The goal of the exercise from June 12-23 is to focus on optimizing and expanding cooperation among 25 participating nations, including Japan and Sweden, and it will bring together some 250 military aircraft and 10000 personnel.
However, the exercise carefully avoids naming any particular country for its rationale, though it is an open secret that the message is for Russia.
In fact, every care has been taken to portray “Air Defender 23” as a “Defensive Exercise.” As Army Chief General Ingo Gerhartz of the German Air Force has said, “NATO is determined to defend every centimeter of its territory,” but “it (NATO) will not send any flight in the direction of Kaliningrad, the Russian enclave bordering NATO members Poland and Lithuania.”
It is said that Germany had started planning for this exercise way back in 2018. The planning has been based on a collective defense scenario also known as the “Article 5 scenario,” in which allies deploy their air forces to Germany to fight against hybrid occupation forces from a fictitious opponent.
According to the German Air Chief, Lieutenant General Gerhartz, Germany is now responding to calls to accept more responsibility in the global security domain by planning, organizing, and conducting Air Defender 2023, it will prove Germany’s ability to receive and host large aircraft contingents at its airfields, enabling, among others “the US Agile Combat Employment concept facilitating short-term and out-and-back deployments.”
US ambassador to Germany Amy Gutmann has asserted that the Air Defender 23″ would show “beyond a shadow of a doubt the agility and the swiftness of our allied force.

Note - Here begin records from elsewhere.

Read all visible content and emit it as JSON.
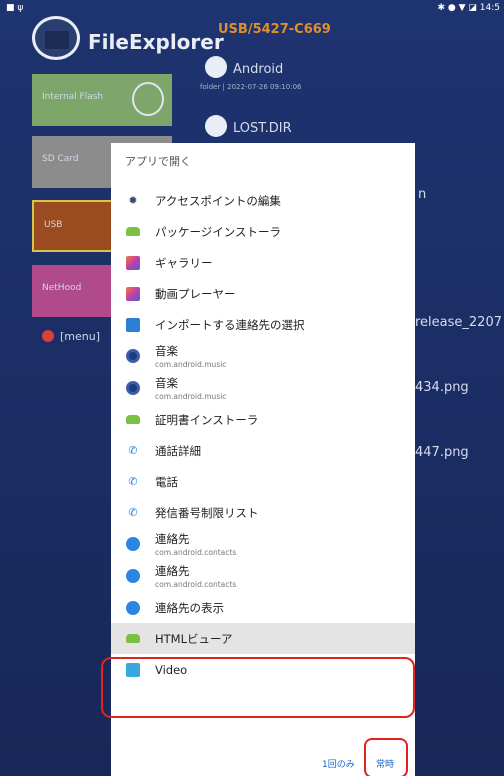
{
  "app": {
    "title": "FileExplorer",
    "path": "USB/5427-C669"
  },
  "statusbar": {
    "left_icons": "■ ψ",
    "right": "✱ ● ▼ ◪  14:5"
  },
  "sidebar": {
    "items": [
      {
        "label": "Internal Flash",
        "color": "#7fa66a"
      },
      {
        "label": "SD Card",
        "color": "#8c8c8c"
      },
      {
        "label": "USB",
        "color": "#9a4b1f"
      },
      {
        "label": "NetHood",
        "color": "#b04a8a"
      }
    ],
    "menu_hint": "[menu]"
  },
  "background_files": {
    "top_partial": "Android",
    "folder_meta": "folder | 2022-07-26 09:10:06",
    "lost_dir": "LOST.DIR",
    "partial_n": "n",
    "release": "release_2207",
    "png1": "434.png",
    "png2": "447.png"
  },
  "dialog": {
    "title": "アプリで開く",
    "items": [
      {
        "icon": "gear-icon",
        "label": "アクセスポイントの編集",
        "sub": ""
      },
      {
        "icon": "android-icon",
        "label": "パッケージインストーラ",
        "sub": ""
      },
      {
        "icon": "gallery-icon",
        "label": "ギャラリー",
        "sub": ""
      },
      {
        "icon": "video-player-icon",
        "label": "動画プレーヤー",
        "sub": ""
      },
      {
        "icon": "contact-import-icon",
        "label": "インポートする連絡先の選択",
        "sub": ""
      },
      {
        "icon": "music-icon",
        "label": "音楽",
        "sub": "com.android.music"
      },
      {
        "icon": "music-icon",
        "label": "音楽",
        "sub": "com.android.music"
      },
      {
        "icon": "android-icon",
        "label": "証明書インストーラ",
        "sub": ""
      },
      {
        "icon": "phone-icon",
        "label": "通話詳細",
        "sub": ""
      },
      {
        "icon": "phone-icon",
        "label": "電話",
        "sub": ""
      },
      {
        "icon": "phone-icon",
        "label": "発信番号制限リスト",
        "sub": ""
      },
      {
        "icon": "contacts-icon",
        "label": "連絡先",
        "sub": "com.android.contacts"
      },
      {
        "icon": "contacts-icon",
        "label": "連絡先",
        "sub": "com.android.contacts"
      },
      {
        "icon": "contacts-icon",
        "label": "連絡先の表示",
        "sub": ""
      },
      {
        "icon": "android-icon",
        "label": "HTMLビューア",
        "sub": ""
      },
      {
        "icon": "video-icon",
        "label": "Video",
        "sub": ""
      }
    ],
    "selected_index": 14,
    "button_once": "1回のみ",
    "button_always": "常時"
  }
}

I would be pretty surprised if any world leader were not taking note of what this shows in terms of the spirit of this alliance, which means the strength of this alliance, and that includes Mr. Putin,” she told reporters, referring to the Russian President Vladimir Putin. “By synchronizing together, we multiply our force.”
Aircrafts involved in the exercise are said to be of 23 different types. As many as 100 of these aircraft will come from the United States alone. F-35 is the prime of them.
The Dutch are sending a Tornado successor. Besides, NATO Awacs reconnaissance aircraft and, for the first time, a transport aircraft of the Japanese Air Force will be seen during the drills.
The participating nations will mainly conduct operations from the sites at Jagel/Hohn in Schleswig-Holstein. Wunstorf in Lower Saxony, Lechfeld in Bavaria, Spangdahlem in Rhineland-Palatinate, Volkel in the Netherlands, and Čáslav in the Czech Republic.
The exercises will be conducted mainly in three airspaces over Germany: Schleswig/Hohn, Wunstorf, and Lechfeld.
Though every care is said to have been taken to ensure that normal air travel is not disrupted for the exercise in Germany, there are fears that it may not be the case. As per the planning, the east exercise area will be temporarily reserved for military use between 10 a.m. and 2 p.m., the south exercise area between 1 p.m. and 5 p.m., and the north exercise area between 4 p.m. and 8 p.m. No training flights will take place at night or on weekends.
However, the German media reports suggest that the exercise will have a big impact on air passengers as parts of European airspace would be temporarily closed to civil aviation during the maneuver, which could lead to forced detours of passenger and cargo flights.
Frankfurt Airport, Germany’s busiest, could be most affected. In fact, travelers flying over Frankfurt in the next two weeks have been advised to be prepared for possible delays.